Re: where this bug was found ...

The core protocol devs, our dapp building team, are constantly finding things, this in conjunction with period audits, and our bug bounty program, and the diamond pattern will allow us to build a solid and useful protocol :)

[imp0wd3r]

@mischat Thank you for your reply. I think my expression was incorrect. It's that I haven't received a response within this week, and mainly because I'm anxious to know the result. Sorry.

[mischat]

Yes, you did submit a few things, and we had a few other submissions too, you will hear from us shortly. thanks

[imp0wd3r]

@mischat @zajck Hi, I submitted two more vulnerabilities on Immunefi over a week ago. Have you processed them yet?

[imp0wd3r]

@mischat @zajck Hi, I submitted two more vulnerabilities on Immunefi over a week ago. Have you processed them yet?
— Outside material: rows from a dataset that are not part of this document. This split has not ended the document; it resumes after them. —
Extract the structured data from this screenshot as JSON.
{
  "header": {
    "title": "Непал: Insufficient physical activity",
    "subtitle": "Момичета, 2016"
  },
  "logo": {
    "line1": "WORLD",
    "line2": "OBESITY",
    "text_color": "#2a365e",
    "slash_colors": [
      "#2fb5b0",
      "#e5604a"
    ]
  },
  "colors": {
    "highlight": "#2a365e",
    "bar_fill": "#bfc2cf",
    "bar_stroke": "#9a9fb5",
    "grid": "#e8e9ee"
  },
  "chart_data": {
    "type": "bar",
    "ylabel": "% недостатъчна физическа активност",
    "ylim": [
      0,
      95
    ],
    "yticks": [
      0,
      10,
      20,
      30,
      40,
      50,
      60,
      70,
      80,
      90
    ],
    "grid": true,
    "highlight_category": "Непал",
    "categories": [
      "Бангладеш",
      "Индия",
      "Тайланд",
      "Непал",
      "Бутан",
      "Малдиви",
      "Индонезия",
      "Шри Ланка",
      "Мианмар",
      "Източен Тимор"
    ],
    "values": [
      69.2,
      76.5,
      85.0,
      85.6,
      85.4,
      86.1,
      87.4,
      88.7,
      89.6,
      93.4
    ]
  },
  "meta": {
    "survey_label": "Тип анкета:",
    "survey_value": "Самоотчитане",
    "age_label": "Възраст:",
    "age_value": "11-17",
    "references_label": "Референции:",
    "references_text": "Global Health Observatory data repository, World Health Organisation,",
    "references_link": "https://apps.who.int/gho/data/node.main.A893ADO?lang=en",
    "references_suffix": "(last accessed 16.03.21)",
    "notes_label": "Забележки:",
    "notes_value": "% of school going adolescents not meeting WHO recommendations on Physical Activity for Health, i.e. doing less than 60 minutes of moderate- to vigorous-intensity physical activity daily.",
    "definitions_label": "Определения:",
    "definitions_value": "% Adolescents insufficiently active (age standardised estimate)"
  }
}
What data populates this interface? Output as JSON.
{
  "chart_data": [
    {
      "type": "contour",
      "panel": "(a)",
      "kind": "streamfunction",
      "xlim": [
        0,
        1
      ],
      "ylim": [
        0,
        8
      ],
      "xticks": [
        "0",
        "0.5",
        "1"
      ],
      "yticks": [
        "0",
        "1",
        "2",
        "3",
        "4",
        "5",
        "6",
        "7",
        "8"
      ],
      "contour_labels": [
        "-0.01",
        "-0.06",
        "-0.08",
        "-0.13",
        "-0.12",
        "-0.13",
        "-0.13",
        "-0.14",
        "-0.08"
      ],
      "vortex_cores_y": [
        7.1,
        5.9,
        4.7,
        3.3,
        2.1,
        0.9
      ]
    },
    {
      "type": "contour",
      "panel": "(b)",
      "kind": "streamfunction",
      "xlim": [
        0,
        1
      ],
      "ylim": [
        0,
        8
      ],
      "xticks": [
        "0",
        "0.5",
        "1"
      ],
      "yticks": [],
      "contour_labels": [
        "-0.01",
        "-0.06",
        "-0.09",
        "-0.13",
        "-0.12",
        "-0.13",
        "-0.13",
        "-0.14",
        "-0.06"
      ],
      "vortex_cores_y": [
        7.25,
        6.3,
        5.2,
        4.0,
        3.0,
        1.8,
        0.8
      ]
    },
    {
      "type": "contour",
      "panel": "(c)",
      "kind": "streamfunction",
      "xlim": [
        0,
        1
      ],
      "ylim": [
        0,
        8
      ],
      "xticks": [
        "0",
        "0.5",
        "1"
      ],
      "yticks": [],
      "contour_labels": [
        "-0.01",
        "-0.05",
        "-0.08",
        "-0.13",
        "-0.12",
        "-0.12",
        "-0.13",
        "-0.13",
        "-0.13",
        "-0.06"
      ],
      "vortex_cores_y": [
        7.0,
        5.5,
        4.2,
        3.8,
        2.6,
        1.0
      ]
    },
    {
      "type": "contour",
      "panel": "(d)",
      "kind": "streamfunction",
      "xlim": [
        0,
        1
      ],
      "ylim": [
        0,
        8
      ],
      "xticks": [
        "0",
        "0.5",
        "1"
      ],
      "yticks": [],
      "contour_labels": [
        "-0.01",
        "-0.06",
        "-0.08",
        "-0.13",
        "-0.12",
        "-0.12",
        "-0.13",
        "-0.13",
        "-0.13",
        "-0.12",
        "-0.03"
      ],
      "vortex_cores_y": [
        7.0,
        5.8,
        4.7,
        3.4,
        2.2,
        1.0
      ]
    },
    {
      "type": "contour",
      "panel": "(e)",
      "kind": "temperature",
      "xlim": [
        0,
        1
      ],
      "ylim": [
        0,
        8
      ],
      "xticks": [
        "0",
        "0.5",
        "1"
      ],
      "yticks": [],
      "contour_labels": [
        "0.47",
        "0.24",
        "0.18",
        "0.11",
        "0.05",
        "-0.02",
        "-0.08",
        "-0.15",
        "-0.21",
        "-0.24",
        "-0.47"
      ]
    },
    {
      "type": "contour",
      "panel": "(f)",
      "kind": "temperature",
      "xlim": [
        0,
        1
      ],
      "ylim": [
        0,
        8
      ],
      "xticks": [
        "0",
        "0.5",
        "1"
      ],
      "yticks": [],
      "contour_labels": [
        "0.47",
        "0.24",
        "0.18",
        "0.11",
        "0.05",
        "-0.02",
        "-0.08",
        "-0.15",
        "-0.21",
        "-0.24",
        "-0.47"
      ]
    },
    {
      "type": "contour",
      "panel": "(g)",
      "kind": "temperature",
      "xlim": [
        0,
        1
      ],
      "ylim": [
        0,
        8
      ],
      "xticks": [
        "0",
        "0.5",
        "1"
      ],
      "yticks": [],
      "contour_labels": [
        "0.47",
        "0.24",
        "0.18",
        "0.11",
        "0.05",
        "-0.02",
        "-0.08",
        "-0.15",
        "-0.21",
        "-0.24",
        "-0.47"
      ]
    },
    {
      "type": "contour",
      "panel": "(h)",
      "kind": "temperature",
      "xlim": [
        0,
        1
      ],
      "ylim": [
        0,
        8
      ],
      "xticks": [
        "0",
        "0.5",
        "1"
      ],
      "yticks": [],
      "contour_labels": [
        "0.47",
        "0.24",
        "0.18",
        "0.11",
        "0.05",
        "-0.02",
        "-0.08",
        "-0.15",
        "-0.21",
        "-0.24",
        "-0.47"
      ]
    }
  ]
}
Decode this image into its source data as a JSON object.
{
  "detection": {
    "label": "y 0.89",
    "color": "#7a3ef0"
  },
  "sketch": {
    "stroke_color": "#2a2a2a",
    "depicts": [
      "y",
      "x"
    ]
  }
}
There is still one unanswered report, it has been two weeks already. Can you confirm if you have received the vulnerability? The subject of the vulnerability starts with (Resubmit).

[mischat]

@imp0wd3r we have been looking at the stuff coming in to immunefi, thank you. We will respond in due course on that platform. Like I said before, we are a small team, we are building up to a new release / audit of the protocol which starts next week, and we do like to properly process and read all reports that are submitted to us via immunefi.

thank you for your patience.

[imp0wd3r]

@imp0wd3r we have been looking at the stuff coming in to immunefi, thank you. We will respond in due course on that platform. Like I said before, we are a small team, we are building up to a new release / audit of the protocol which starts next week, and we do like to properly process and read all reports that are submitted to us via immunefi.

thank you for your patience.

Hi everyone, I may have discovered a critical vulnerability. I have submitted it on immunefi. Please take a look as soon as possible if you have the time, as it could have serious consequences if it is indeed a vulnerability.